At Christmastime, my house becomes a multiroom memorial to some of my favorite Soldiers Home residents—none of whom is with us any longer: From the living-room mantel dangle three colorful star ornaments handwoven by Jim Merz. Upstairs in my bathroom sits a ceramic Christmas mouse painted by Ann Lawson. My son’s Christmas cactus wilts on his windowsill next to a wooden planter carved and assembled by Gary Walling. And on our front door hangs my favorite wreath ever, a glittery gift from one of my best friends ever, Mike Marquie.
Like anyone who’s loved and lost, I feel both gratitude and grief in their memories—and at the holidays, especially, a vague melancholia that makes me want to connect with more residents, more deeply, and to protect myself from more pain.
But protection is not really the point, is it?
So this year, before Christmas Bingo (which actually was after Christmas), I called my dear friend Ray McDade, who turned 90 (!) on Dec. 26. I wanted to wish him a happy birthday, and I wanted to make sure he’d be at Bingo today, because I was bringing with me two things he’d especially enjoy: birthday gifts, and my friend Don.
Ray promised he’d be there, and as Don and I pulled in to the Soldiers Home, I mentioned that I’d like to walk down to the pond briefly after Bingo and think of Mike in “our” spot.
In the Bingo room, I sneaked up behind Ray and rubbed his neck. “There she is!” Ray exclaimed. He hugged me and warmly shook Don’s hand, and opened his card and gifts (all food—a mix of salty and sweet treats). I had chosen a “friendship” card to express my gratitude to Ray, and he said, "You don't know how much this means." But I might have an idea.
Don sat next to Ray while I made the “happy holidays” rounds. On my way to Dorothy’s table, Doris walked toward me with her attendance sheet. She checks off every resident who comes to every Bingo. “Do you know who that man is next to Ray?” she asked. I laughed out loud. “That’s my friend, Don,” I said. “Just a visitor.” (I find this much funnier than Don does.)
I passed Doug, and he grabbed my hand and kissed it. “Nice to see you,” I told him. “And vice versa,” he said.
I asked Dorothy how her Christmas was. “Worst one ever,” she said. “They’ve been calling off Bingos, and we haven’t had anything to do.” Ray had mentioned that a lot of Bingo sessions had fallen through around Christmas. “That’s really too bad, especially this time of year,” I told Dorothy. She seemed rather inconsolable.
All the regulars were in place—the Friday after Christmas, and so many people alone at Bingo. But at least there was Bingo.

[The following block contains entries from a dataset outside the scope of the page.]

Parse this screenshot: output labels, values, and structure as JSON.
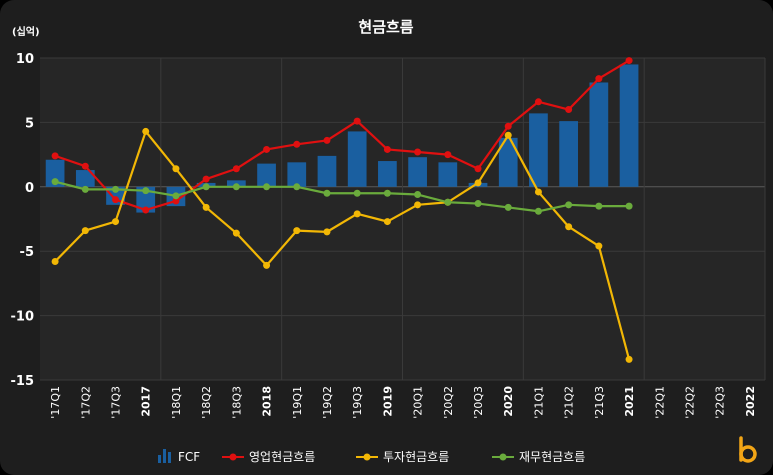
{
  "chart_data": {
    "type": "bar",
    "title": "현금흐름",
    "unit_label": "(십억)",
    "ylim": [
      -15,
      10
    ],
    "yticks": [
      10,
      5,
      0,
      -5,
      -10,
      -15
    ],
    "categories": [
      "'17Q1",
      "'17Q2",
      "'17Q3",
      "2017",
      "'18Q1",
      "'18Q2",
      "'18Q3",
      "2018",
      "'19Q1",
      "'19Q2",
      "'19Q3",
      "2019",
      "'20Q1",
      "'20Q2",
      "'20Q3",
      "2020",
      "'21Q1",
      "'21Q2",
      "'21Q3",
      "2021",
      "'22Q1",
      "'22Q2",
      "'22Q3",
      "2022"
    ],
    "bold_categories": [
      "2017",
      "2018",
      "2019",
      "2020",
      "2021",
      "2022"
    ],
    "grid": true,
    "legend_position": "bottom",
    "series": [
      {
        "name": "FCF",
        "type": "bar",
        "color": "#1a5fa0",
        "values": [
          2.1,
          1.3,
          -1.4,
          -2.0,
          -1.5,
          0.3,
          0.5,
          1.8,
          1.9,
          2.4,
          4.3,
          2.0,
          2.3,
          1.9,
          0.3,
          3.8,
          5.7,
          5.1,
          8.1,
          9.5,
          null,
          null,
          null,
          null
        ]
      },
      {
        "name": "영업현금흐름",
        "type": "line",
        "color": "#e01010",
        "values": [
          2.4,
          1.6,
          -1.0,
          -1.8,
          -1.1,
          0.6,
          1.4,
          2.9,
          3.3,
          3.6,
          5.1,
          2.9,
          2.7,
          2.5,
          1.4,
          4.7,
          6.6,
          6.0,
          8.4,
          9.8,
          null,
          null,
          null,
          null
        ]
      },
      {
        "name": "투자현금흐름",
        "type": "line",
        "color": "#f2b705",
        "values": [
          -5.8,
          -3.4,
          -2.7,
          4.3,
          1.4,
          -1.6,
          -3.6,
          -6.1,
          -3.4,
          -3.5,
          -2.1,
          -2.7,
          -1.4,
          -1.2,
          0.3,
          4.0,
          -0.4,
          -3.1,
          -4.6,
          -13.4,
          null,
          null,
          null,
          null
        ]
      },
      {
        "name": "재무현금흐름",
        "type": "line",
        "color": "#6aab3c",
        "values": [
          0.4,
          -0.2,
          -0.2,
          -0.3,
          -0.7,
          0.0,
          0.0,
          0.0,
          0.0,
          -0.5,
          -0.5,
          -0.5,
          -0.6,
          -1.2,
          -1.3,
          -1.6,
          -1.9,
          -1.4,
          -1.5,
          -1.5,
          null,
          null,
          null,
          null
        ]
      }
    ]
  }
}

Bill Crowell came in late and settled in next to Doug. Robert Kincaid came in late, too, and I told him how much I was enjoying the crafts I’d bought from him at the Christmas bazaar. He showed me the progress he’d made on the lanyard he had begun that day, and I made a point of pointing him out to Don (one of Don’s gifts was Robert’s colored-pencil drawing of an eagle at the pond).
At one point Billy won and selected a prize jar filled with candy—and 200 million confetti-looking twirled ribbons. While I was pushing the prize cart around, he apparently dumped the entire jar, because there were 200 million confetti-looking twirled ribbons on his clothes, in the workings of his wheelchair and all over the floor. “Was there an explosion?” I asked Billy. It was like one of those nut cans filled with a springing snake. Every time I walked by, I found more ribbons.
Bill picked a jar of pickles as a prize. “Pickles for the picklehead,” Doug said. Which also made me laugh out loud. At some point Bill dislodged the lid, and pickle juice oozed all over the table. “Want those?” Bill asked Doug. He did.
At the end of Bingo, I told Bill to come say hi to Don (they had met and talked for quite a while at Thanksgiving). Bill didn’t remember meeting Don. Bill didn’t seem so well. I thought I’d mention our impending Valentine’s Day dinner date to cheer him, but it only threw him into a tailspin of anxiety.
I hugged him and wished him a happy new year, and Bill said, “You know what I want for the New Year?” I leaned in, hoping it was something happy about Valentine’s Day. It was not. “I want to die,” Bill said. I hugged him again. And I told him I’m very happy he’s still around. It was the best I could do.
Don and I left. I didn’t feel as if I’d spread—or witnessed—much Christmas cheer at all.
“Do you still want to walk down to the pond?” Don asked. I had completely forgotten about that. But he hadn’t.
No one was there, of course; it was post-Christmas cold and dreary. I showed Don where Mike and I usually perched, and then Don and I walked to the end of the dock, where Mike and I had fished and searched for eagles and breathed deeply and talked and talked and talked. And I cried.
Don spotted an eagle. I smiled and took a deep breath--and felt very grateful for my friends.